L’allonge et le couple de ce triple sont réellement appréciables en mode attaque, le tout combiné à un shifter “up and down“ rapide et précis.
Je n’arrive décidément plus à faire disparaître ce rictus sous mon RX-7V Racing…. L’électronique de la moto (une centrale inertielle à six axes, aussi rapide que celle montée sur la R1), ajustée personnellement à son niveau le plus faible lors de cette utilisation, se définit en seulement trois lettres: « F. » « U. » « N. »
La maîtresse du couple se dresse généreusement sur sa roue arrière à chaque rotation un peu agressive de la poignée, et le « Slide Control System », comprenez le système de contrôle de dérive du pneu arrière, me met la MT-09 à l’équerre sur chaque bande de peinture humide que je croise, sans aucun risque de high-side.
Cette moto est un vrai jeu vidéo! Je reste malheureusement sur la retenue en entrée de courbe, ce satané train avant est décidément trop vif à mon goût. Il ne me donne aucune confiance, et le chef a dit «évite de tout casser pour ta première…» On va tenter de relever le défi.
Notre épreuve du Tourist Trophy espagnol nous emmena du côté de la cité balnéaire de Sitges, une ville encastrée entre les collines catalognes et la mer Méditerranée, à mi-distance entre la ville de Tarragone et la cité du siège du FC Barcelone pour nos amis footeux.
Au passage, j’ajoute que je n’ai pas grand chose à dire à propos des nouveaux freins. La dosabilité est bonne, le point d’attaque clair. La puissance est là aussi, mais, pour le sous-signé qui est habitué à des sportives pur jus, il faut tirer le levier à fond pour avoir un freinage digne de ce nom (selon mes goûts).
240 km sans plein avec la MT-09 2021
Je me rapproche du staff des accompagnants pour leur préciser que mon voyant de réserve, à ce rythme porcin, est allumé depuis environs 30 kilomètres, et que je ne me sens pas de pousser cette moto jusqu’à l’hôtel malgré son poids contenu. On me précise que notre rythme de conduite fausse quelque peu les indications de la jauge, et que je pourrai atteindre l’arrivée sans difficulté.

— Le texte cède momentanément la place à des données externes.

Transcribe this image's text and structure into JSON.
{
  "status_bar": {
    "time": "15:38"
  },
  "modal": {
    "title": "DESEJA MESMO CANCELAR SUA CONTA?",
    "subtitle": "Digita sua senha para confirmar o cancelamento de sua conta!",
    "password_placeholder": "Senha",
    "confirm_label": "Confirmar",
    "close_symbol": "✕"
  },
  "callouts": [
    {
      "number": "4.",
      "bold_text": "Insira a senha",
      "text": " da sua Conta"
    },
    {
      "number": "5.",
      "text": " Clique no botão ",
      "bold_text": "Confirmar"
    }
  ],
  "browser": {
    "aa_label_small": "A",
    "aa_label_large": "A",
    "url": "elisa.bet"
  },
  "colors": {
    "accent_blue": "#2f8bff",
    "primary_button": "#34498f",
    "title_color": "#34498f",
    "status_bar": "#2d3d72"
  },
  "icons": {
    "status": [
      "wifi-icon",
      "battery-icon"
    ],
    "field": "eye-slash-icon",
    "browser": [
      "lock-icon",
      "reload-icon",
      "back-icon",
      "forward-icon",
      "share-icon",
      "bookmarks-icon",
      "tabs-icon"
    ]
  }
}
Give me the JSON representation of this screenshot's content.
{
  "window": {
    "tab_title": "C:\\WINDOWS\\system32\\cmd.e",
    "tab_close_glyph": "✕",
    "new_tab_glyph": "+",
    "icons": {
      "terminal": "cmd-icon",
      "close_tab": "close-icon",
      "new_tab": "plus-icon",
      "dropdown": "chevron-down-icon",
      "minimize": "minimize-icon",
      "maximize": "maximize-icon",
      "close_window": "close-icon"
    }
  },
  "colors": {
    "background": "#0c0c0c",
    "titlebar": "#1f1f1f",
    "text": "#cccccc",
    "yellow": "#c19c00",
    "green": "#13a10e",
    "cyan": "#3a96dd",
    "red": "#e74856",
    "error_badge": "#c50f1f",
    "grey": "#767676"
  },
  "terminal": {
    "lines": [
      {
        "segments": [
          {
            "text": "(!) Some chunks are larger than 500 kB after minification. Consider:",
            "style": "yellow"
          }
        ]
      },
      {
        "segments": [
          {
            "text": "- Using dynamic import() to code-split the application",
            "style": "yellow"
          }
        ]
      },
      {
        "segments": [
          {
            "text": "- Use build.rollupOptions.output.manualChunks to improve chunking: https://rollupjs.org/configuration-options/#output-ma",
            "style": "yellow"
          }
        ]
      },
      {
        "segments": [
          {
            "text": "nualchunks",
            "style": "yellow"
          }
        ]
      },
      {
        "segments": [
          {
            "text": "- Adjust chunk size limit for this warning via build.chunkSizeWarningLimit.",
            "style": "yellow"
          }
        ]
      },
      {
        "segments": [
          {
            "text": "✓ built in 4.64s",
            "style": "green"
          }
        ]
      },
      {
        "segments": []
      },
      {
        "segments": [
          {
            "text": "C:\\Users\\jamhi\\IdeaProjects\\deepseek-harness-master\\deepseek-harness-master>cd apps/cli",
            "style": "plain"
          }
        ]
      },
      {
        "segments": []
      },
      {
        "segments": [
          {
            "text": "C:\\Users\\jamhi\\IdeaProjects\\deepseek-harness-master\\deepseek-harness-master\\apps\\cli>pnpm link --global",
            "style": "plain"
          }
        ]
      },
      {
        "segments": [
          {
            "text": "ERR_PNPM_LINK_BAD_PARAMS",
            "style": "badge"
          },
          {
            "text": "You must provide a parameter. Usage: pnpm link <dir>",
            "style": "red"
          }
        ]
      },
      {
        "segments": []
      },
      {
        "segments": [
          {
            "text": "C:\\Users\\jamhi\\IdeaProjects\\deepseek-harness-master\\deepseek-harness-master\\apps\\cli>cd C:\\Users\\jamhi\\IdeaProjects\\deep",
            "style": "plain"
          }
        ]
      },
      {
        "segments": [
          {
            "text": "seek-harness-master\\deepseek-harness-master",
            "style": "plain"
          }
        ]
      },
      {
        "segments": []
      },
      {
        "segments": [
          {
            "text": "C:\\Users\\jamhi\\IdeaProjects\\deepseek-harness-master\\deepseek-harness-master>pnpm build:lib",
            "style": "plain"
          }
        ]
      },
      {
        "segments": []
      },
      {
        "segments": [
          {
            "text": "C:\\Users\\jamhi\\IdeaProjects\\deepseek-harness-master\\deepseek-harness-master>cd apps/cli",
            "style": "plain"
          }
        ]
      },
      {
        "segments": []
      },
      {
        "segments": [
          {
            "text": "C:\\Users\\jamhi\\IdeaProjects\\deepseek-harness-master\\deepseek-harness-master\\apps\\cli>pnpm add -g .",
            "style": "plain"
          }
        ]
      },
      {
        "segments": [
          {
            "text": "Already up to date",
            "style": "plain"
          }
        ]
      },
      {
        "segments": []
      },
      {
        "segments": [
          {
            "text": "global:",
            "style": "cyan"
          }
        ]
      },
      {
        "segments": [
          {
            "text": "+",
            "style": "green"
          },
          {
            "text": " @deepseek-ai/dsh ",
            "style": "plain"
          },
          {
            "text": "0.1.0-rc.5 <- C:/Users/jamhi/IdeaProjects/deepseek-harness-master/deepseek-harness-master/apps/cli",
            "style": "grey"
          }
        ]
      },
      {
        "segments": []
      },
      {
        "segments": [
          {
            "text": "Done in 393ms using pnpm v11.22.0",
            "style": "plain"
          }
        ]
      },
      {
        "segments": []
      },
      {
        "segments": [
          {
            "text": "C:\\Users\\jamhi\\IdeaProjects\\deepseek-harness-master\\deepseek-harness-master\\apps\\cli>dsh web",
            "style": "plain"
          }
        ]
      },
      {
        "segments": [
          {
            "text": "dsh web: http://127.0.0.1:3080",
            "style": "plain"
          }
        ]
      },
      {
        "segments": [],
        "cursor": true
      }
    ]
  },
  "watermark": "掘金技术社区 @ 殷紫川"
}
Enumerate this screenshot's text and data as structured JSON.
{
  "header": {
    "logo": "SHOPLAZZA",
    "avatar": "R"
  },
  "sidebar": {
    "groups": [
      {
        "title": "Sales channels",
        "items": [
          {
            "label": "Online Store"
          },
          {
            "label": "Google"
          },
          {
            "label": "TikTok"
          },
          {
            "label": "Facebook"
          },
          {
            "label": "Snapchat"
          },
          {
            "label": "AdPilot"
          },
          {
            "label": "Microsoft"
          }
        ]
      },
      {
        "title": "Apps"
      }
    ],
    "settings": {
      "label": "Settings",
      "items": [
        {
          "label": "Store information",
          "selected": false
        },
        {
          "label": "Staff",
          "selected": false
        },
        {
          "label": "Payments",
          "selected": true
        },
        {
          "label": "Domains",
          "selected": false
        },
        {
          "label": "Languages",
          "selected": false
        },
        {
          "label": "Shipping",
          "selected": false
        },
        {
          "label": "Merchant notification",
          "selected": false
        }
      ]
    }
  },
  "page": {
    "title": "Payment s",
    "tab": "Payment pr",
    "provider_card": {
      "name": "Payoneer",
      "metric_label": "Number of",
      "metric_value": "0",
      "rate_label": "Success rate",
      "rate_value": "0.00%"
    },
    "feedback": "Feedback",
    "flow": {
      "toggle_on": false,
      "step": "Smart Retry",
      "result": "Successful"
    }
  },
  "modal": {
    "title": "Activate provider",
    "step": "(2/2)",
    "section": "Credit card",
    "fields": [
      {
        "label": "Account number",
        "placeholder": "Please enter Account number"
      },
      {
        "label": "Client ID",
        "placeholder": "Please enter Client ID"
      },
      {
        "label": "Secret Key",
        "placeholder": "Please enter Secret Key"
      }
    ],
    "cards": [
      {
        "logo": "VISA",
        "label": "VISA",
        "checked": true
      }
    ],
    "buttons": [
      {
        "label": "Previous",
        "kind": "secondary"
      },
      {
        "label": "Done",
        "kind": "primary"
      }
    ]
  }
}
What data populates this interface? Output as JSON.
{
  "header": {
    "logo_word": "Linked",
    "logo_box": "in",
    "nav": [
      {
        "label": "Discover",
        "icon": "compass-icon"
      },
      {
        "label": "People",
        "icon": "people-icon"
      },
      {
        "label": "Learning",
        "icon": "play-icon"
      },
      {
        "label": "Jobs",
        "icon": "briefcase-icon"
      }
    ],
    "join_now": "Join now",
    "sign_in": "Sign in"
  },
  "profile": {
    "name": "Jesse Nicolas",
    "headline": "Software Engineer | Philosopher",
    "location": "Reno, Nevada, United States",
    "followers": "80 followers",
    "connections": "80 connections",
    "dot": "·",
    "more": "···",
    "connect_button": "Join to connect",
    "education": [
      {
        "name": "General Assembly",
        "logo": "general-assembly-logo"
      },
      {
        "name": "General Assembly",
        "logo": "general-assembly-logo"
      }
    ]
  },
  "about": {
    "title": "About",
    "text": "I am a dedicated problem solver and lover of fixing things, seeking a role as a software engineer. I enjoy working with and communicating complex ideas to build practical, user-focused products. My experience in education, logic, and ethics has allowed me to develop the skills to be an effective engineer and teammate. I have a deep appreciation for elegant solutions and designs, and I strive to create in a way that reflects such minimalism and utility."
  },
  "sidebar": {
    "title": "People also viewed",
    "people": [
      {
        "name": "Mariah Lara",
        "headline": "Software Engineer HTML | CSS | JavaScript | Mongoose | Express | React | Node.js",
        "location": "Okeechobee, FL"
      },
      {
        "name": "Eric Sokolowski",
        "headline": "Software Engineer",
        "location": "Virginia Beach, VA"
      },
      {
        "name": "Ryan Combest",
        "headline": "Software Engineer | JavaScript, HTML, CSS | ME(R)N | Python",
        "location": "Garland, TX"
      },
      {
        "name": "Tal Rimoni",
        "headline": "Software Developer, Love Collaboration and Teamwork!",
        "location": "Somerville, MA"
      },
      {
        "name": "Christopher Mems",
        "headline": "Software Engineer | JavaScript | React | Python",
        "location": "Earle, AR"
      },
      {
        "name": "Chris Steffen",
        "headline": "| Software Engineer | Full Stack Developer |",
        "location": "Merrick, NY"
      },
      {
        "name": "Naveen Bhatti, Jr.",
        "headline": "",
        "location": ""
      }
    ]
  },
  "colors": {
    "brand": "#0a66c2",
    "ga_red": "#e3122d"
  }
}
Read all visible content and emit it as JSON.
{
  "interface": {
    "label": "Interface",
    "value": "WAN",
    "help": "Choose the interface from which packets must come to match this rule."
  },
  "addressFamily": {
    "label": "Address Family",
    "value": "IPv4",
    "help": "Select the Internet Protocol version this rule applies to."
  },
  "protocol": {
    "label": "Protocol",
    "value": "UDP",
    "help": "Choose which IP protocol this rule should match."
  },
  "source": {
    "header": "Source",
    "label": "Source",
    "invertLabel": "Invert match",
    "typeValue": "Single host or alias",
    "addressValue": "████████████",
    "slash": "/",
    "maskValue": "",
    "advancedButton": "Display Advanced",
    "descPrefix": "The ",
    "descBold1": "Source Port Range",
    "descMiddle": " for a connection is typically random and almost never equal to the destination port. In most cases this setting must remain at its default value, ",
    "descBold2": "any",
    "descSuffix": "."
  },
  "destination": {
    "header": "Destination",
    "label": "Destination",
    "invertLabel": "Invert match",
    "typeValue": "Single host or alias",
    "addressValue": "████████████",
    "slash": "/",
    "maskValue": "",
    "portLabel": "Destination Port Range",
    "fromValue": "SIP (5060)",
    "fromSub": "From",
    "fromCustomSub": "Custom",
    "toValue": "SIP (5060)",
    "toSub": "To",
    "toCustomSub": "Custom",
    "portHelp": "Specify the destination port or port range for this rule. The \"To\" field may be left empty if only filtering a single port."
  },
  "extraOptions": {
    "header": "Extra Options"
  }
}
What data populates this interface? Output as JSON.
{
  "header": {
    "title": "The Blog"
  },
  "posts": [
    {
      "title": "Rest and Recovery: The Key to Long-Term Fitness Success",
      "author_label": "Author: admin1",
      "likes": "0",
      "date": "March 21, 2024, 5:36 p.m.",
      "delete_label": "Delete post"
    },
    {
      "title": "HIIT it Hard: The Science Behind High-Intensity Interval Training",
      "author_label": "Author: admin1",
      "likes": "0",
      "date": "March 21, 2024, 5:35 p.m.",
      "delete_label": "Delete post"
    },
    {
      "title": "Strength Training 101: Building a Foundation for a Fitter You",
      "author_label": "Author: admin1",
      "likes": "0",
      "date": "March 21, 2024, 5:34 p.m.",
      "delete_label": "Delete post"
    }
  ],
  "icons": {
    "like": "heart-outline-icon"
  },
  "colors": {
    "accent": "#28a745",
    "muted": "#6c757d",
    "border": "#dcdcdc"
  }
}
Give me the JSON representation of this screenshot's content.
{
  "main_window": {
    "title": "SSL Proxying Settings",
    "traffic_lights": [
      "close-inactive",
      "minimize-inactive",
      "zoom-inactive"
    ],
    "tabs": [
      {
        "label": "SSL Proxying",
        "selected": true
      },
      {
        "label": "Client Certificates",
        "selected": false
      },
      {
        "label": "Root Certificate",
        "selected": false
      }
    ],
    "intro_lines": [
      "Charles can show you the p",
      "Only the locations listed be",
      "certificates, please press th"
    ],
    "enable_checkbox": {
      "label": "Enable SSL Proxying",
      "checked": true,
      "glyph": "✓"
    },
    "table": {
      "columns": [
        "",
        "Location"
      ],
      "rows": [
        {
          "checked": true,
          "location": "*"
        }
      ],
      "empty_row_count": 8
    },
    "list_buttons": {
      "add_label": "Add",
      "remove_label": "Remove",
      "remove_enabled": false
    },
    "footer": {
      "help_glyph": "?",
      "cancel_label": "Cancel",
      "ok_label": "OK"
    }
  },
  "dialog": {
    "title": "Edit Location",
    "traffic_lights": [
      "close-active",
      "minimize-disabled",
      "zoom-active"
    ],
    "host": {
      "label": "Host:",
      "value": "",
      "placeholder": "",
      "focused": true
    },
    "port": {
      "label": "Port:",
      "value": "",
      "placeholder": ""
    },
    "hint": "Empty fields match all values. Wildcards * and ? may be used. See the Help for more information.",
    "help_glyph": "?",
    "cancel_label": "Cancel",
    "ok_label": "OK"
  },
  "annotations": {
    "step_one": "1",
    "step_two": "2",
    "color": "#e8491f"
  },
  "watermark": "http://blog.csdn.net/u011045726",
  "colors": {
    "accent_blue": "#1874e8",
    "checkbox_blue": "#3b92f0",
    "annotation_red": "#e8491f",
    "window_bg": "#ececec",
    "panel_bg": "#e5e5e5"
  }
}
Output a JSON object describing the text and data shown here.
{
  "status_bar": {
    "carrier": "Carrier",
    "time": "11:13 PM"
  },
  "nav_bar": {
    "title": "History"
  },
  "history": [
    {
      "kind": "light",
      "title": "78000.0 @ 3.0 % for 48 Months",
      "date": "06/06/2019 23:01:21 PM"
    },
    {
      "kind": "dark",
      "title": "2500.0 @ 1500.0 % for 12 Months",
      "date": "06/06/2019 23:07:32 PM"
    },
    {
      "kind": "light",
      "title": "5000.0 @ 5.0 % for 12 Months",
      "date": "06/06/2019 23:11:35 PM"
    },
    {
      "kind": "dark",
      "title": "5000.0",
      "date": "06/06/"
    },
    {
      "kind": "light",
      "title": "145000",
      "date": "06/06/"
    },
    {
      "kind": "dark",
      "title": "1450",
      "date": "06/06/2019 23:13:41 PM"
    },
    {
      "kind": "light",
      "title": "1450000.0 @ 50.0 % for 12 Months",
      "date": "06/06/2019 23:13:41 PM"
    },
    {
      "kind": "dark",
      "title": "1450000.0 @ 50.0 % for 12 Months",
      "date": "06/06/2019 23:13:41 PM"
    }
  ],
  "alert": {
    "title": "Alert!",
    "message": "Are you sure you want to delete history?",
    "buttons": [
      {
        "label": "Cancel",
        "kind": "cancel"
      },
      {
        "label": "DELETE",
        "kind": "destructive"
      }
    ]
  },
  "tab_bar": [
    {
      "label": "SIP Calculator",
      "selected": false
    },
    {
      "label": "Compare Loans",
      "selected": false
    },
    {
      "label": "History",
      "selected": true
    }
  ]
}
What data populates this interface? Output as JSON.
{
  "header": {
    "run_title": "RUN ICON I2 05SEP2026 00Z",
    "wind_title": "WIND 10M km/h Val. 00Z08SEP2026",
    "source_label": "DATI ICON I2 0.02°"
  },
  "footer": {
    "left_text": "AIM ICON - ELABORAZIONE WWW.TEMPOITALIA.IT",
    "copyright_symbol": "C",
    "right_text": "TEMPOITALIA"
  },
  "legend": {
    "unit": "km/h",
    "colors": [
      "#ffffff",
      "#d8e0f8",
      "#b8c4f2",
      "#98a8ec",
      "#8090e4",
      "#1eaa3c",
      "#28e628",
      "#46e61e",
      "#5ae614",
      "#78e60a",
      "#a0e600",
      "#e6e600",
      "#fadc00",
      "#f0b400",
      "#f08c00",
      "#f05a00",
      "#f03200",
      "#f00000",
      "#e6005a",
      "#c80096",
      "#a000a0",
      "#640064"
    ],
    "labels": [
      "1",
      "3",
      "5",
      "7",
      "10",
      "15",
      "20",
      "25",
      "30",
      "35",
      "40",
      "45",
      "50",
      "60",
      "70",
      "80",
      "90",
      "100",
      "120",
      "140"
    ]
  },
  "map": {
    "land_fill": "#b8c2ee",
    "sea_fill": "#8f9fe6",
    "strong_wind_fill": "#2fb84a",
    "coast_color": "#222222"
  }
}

Détail qui s’avéra correct, j’ai effectué presque 240 km dans la journée sans rajout de matière fossile.
Nous nous retrouvons donc dans un restaurant du port de la ville, le soleil est au beau fixe, l’air marin et les crustacés… tout ici nous ferait oublier le sinistre climat planétaire actuel, si ce n’est notre sujet de conversation, le départ du champion italien Fausto Gresini, paix à ton âme grand monsieur…
Un autre sujet reste à notre tablée helvétique, nous tentons de comprendre pourquoi cette moto est sur-réactive de l’avant… notre constat est simple, c’est un cocktail de facteurs entre une roue avant hyper légère, et la réduction de la longueur de la fourche entrainant un basculement de l’assiette de la machine. Mais la discussion tourna vite au débat, les râleurs confrontés aux optimistes de l’essai qui, eux, adorent ce feeling.
Trêve de bavardages. Nous enfilons à nouveau nos heaumes de fibre pour une balade digestive en direction de Barcelone, sur les routes côtières implantées dans les falaises surplombant l’immensité liquide qui nous sépare du continent africain. Nous adoptons un rythme en adéquation avec l’environnement routier assez chargé du bord de mer. A ce rythme-ci, Mode 3 enclenché au niveau caractère moteur, je flâne entre mes collègues du jour, la MT virevoltant d’un angle à l’autre sans le moindre effort, un moment fort agréable.
Les derniers kilomètres du retour se feront par voie rapide, ce qui nous permettra de profiter encore du confort de bord de ce roadster, hormis la pression du vent sur le casque caractéristique à ce type de machine, le moteur ronronnant nonchalamment sur le dernier rapport.
Nous approchons alors du dernier spot de prises de vue proposé par la marque, un site industriel équipé en éclairage rien que pour nous, Yamaha nous aura vraiment chouchoutés pour cet essai!
Mais un malaise vient à moi alors que je tente de repasser le comportement de la belle en mode agressif, plus moyen de changer le mode, ou de rentrer dans les settings de la moto, voyant de défaut allumé, l’équipe de la marque s’affaire autour de ma monture mais rien n’y fait.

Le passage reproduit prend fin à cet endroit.